A City Built on Blood
"If there is one element which courses through the city's arteries, it is blood. The blood of the Indians defeated and enslaved then decimated by diseases; blood on the hands of the Conquistadors who fought over their new-found lands; blood stains from the nineteenth century battles between liberals and conservatives; and blood in the churches. " - Dominic Hamilton
Ever since Cameron sent me this article, I have been contemplating this idea that the city is built on blood. My Spanish teacher, Fanny, informed me that when they built the plaza de San francisco, the blood of the slaughtered animals was used as mortar for the stones. Today in La Iglesia Guápulo, I thought of how this very ornate church was built by the hands of salves, how the gold was most likely plundered from the incas. I marveled in sort of a disgusted wonder at the emaciated saint of penitence, the weird enormous crowns on the virgin mother, and the gold robes the priests wore. How did this breed of Christianity evlove from Jesus overturning the tables in the emples renouncing greed, opulence, and wealth? Then again, how did modern protestantism evolve from love your neighbor as yourself?

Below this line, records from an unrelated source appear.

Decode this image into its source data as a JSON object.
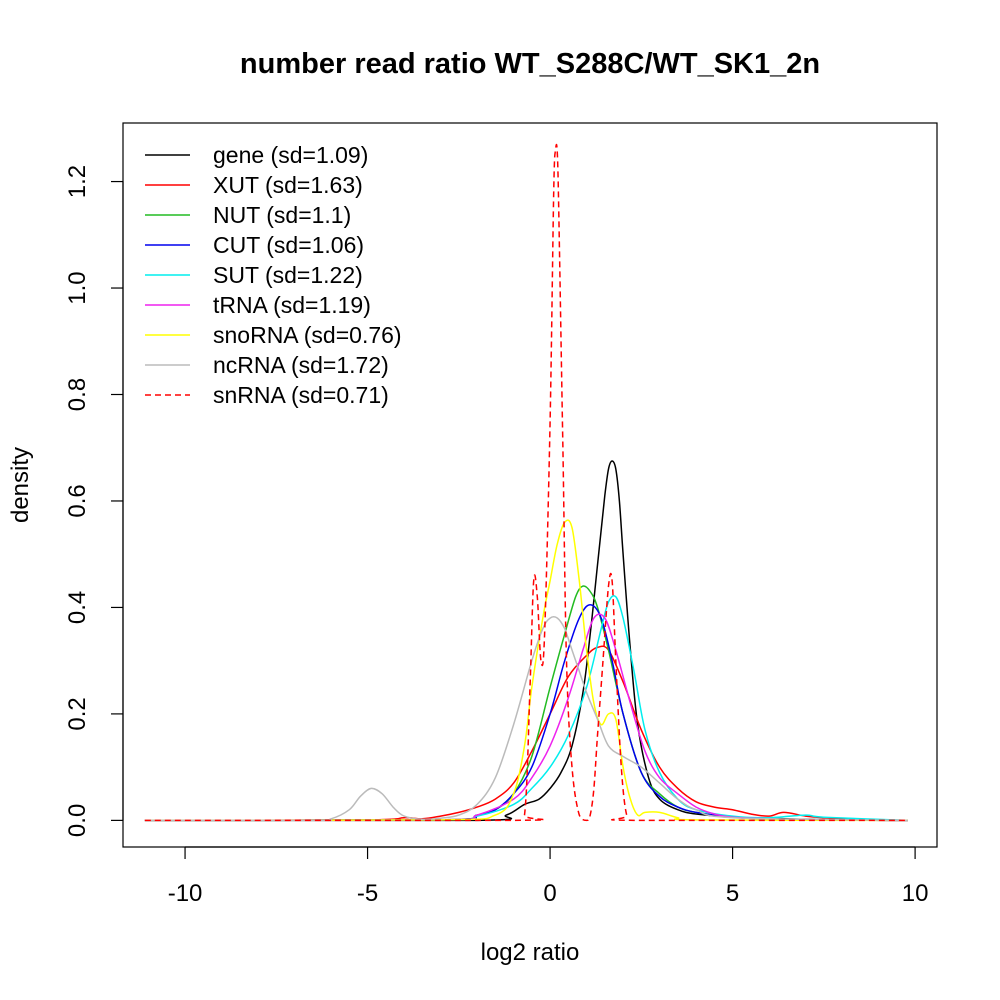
{
  "chart_data": {
    "type": "line",
    "title": "number read ratio WT_S288C/WT_SK1_2n",
    "xlabel": "log2 ratio",
    "ylabel": "density",
    "xlim": [
      -11.7,
      10.6
    ],
    "ylim": [
      -0.05,
      1.31
    ],
    "xticks": [
      -10,
      -5,
      0,
      5,
      10
    ],
    "xtick_labels": [
      "-10",
      "-5",
      "0",
      "5",
      "10"
    ],
    "yticks": [
      0.0,
      0.2,
      0.4,
      0.6,
      0.8,
      1.0,
      1.2
    ],
    "ytick_labels": [
      "0.0",
      "0.2",
      "0.4",
      "0.6",
      "0.8",
      "1.0",
      "1.2"
    ],
    "grid": false,
    "legend_position": "top-left",
    "series": [
      {
        "name": "gene (sd=1.09)",
        "color": "#000000",
        "dash": false,
        "x": [
          -11.1,
          -2,
          -1.2,
          -0.7,
          -0.3,
          0,
          0.3,
          0.6,
          0.9,
          1.1,
          1.3,
          1.5,
          1.6,
          1.7,
          1.8,
          1.9,
          2.0,
          2.2,
          2.4,
          2.7,
          3.0,
          3.5,
          4.0,
          5,
          6,
          7,
          8,
          9.8
        ],
        "y": [
          0,
          0,
          0.01,
          0.03,
          0.04,
          0.06,
          0.09,
          0.14,
          0.24,
          0.35,
          0.48,
          0.61,
          0.66,
          0.675,
          0.66,
          0.6,
          0.5,
          0.32,
          0.18,
          0.08,
          0.04,
          0.02,
          0.012,
          0.006,
          0.004,
          0.002,
          0.001,
          0
        ]
      },
      {
        "name": "XUT (sd=1.63)",
        "color": "#ff0000",
        "dash": false,
        "x": [
          -11.1,
          -5,
          -4,
          -3.5,
          -3,
          -2.5,
          -2,
          -1.5,
          -1,
          -0.5,
          0,
          0.5,
          1.0,
          1.3,
          1.6,
          2.0,
          2.5,
          3.0,
          3.5,
          4.0,
          4.5,
          5.0,
          5.5,
          6.0,
          6.4,
          7.0,
          7.5,
          8.0,
          9.8
        ],
        "y": [
          0,
          0.001,
          0.005,
          0.003,
          0.008,
          0.015,
          0.025,
          0.04,
          0.07,
          0.13,
          0.2,
          0.27,
          0.31,
          0.325,
          0.32,
          0.26,
          0.17,
          0.1,
          0.06,
          0.035,
          0.025,
          0.02,
          0.012,
          0.008,
          0.015,
          0.008,
          0.005,
          0.003,
          0
        ]
      },
      {
        "name": "NUT (sd=1.1)",
        "color": "#22bb22",
        "dash": false,
        "x": [
          -11.1,
          -3,
          -2,
          -1.5,
          -1,
          -0.5,
          0,
          0.4,
          0.7,
          0.9,
          1.1,
          1.3,
          1.6,
          2.0,
          2.5,
          3.0,
          3.5,
          4.0,
          5,
          6,
          7,
          9.8
        ],
        "y": [
          0,
          0.001,
          0.01,
          0.02,
          0.05,
          0.12,
          0.25,
          0.35,
          0.42,
          0.44,
          0.43,
          0.4,
          0.32,
          0.2,
          0.09,
          0.05,
          0.025,
          0.015,
          0.006,
          0.003,
          0.001,
          0
        ]
      },
      {
        "name": "CUT (sd=1.06)",
        "color": "#0000ee",
        "dash": false,
        "x": [
          -11.1,
          -3,
          -2,
          -1.5,
          -1,
          -0.5,
          0,
          0.4,
          0.8,
          1.1,
          1.4,
          1.7,
          2.0,
          2.5,
          3.0,
          3.5,
          4.0,
          5,
          6,
          7,
          9.8
        ],
        "y": [
          0,
          0.001,
          0.01,
          0.02,
          0.05,
          0.1,
          0.2,
          0.3,
          0.38,
          0.405,
          0.38,
          0.3,
          0.2,
          0.09,
          0.045,
          0.025,
          0.015,
          0.006,
          0.003,
          0.001,
          0
        ]
      },
      {
        "name": "SUT (sd=1.22)",
        "color": "#00eeee",
        "dash": false,
        "x": [
          -11.1,
          -3,
          -2,
          -1,
          -0.5,
          0,
          0.5,
          1.0,
          1.4,
          1.6,
          1.8,
          2.0,
          2.3,
          2.6,
          3.0,
          3.5,
          4.0,
          5,
          6,
          7,
          7.5,
          9.8
        ],
        "y": [
          0,
          0.001,
          0.008,
          0.03,
          0.06,
          0.1,
          0.16,
          0.25,
          0.36,
          0.41,
          0.42,
          0.38,
          0.28,
          0.17,
          0.09,
          0.04,
          0.02,
          0.008,
          0.005,
          0.01,
          0.006,
          0
        ]
      },
      {
        "name": "tRNA (sd=1.19)",
        "color": "#ee22ee",
        "dash": false,
        "x": [
          -11.1,
          -3,
          -2,
          -1,
          -0.5,
          0,
          0.5,
          0.9,
          1.2,
          1.5,
          1.8,
          2.2,
          2.6,
          3.0,
          3.5,
          4.0,
          4.5,
          5,
          6,
          7,
          9.8
        ],
        "y": [
          0,
          0.001,
          0.01,
          0.04,
          0.08,
          0.14,
          0.23,
          0.32,
          0.38,
          0.38,
          0.32,
          0.22,
          0.13,
          0.08,
          0.05,
          0.025,
          0.012,
          0.006,
          0.003,
          0.001,
          0
        ]
      },
      {
        "name": "snoRNA (sd=0.76)",
        "color": "#ffff00",
        "dash": false,
        "x": [
          -11.1,
          -3,
          -1.5,
          -1,
          -0.7,
          -0.5,
          -0.2,
          0,
          0.2,
          0.4,
          0.6,
          0.8,
          1.0,
          1.2,
          1.4,
          1.6,
          1.8,
          2.0,
          2.2,
          2.4,
          2.6,
          3.0,
          3.5,
          4.0,
          9.8
        ],
        "y": [
          0,
          0.001,
          0.01,
          0.05,
          0.14,
          0.25,
          0.38,
          0.45,
          0.52,
          0.56,
          0.55,
          0.45,
          0.32,
          0.22,
          0.18,
          0.2,
          0.19,
          0.1,
          0.04,
          0.01,
          0.015,
          0.015,
          0.005,
          0.001,
          0
        ]
      },
      {
        "name": "ncRNA (sd=1.72)",
        "color": "#bbbbbb",
        "dash": false,
        "x": [
          -11.1,
          -6.5,
          -6,
          -5.5,
          -5.2,
          -4.9,
          -4.6,
          -4.3,
          -4,
          -3.5,
          -3,
          -2.5,
          -2,
          -1.5,
          -1,
          -0.5,
          -0.2,
          0,
          0.2,
          0.4,
          0.6,
          0.8,
          1.0,
          1.3,
          1.6,
          2.0,
          2.5,
          3.0,
          3.5,
          4.0,
          5,
          9.8
        ],
        "y": [
          0,
          0,
          0.003,
          0.02,
          0.045,
          0.06,
          0.05,
          0.025,
          0.008,
          0.002,
          0.004,
          0.01,
          0.03,
          0.08,
          0.18,
          0.3,
          0.36,
          0.38,
          0.38,
          0.36,
          0.32,
          0.28,
          0.24,
          0.19,
          0.14,
          0.12,
          0.1,
          0.07,
          0.04,
          0.02,
          0.005,
          0
        ]
      },
      {
        "name": "snRNA (sd=0.71)",
        "color": "#ff0000",
        "dash": true,
        "x": [
          -11.1,
          -1.0,
          -0.7,
          -0.55,
          -0.45,
          -0.35,
          -0.25,
          -0.15,
          0,
          0.1,
          0.15,
          0.2,
          0.25,
          0.35,
          0.45,
          0.6,
          0.8,
          1.0,
          1.1,
          1.2,
          1.3,
          1.45,
          1.6,
          1.7,
          1.8,
          1.95,
          2.1,
          2.3,
          9.8
        ],
        "y": [
          0,
          0,
          0.01,
          0.25,
          0.45,
          0.42,
          0.3,
          0.35,
          0.75,
          1.18,
          1.26,
          1.25,
          1.1,
          0.7,
          0.3,
          0.1,
          0.01,
          0,
          0.01,
          0.06,
          0.16,
          0.3,
          0.44,
          0.45,
          0.3,
          0.1,
          0.01,
          0,
          0
        ]
      }
    ]
  }
}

As I looked at the bloodiest Christ on the cross yet, I really took in the blood dripping from the crown of thorns, his knees, the nails in his hands and feet, the wound in his side, and I remembered Hamilton´s words, "Christ suffered for you, say the Catholics in Europe. But in the New World they said Christ suffered like you: whipped and beaten and treated like a dog. But He was saved. Just as you will be; just as soon as we've worked you to death." All of this makes me feel a little funny about my affection for colonial architecture.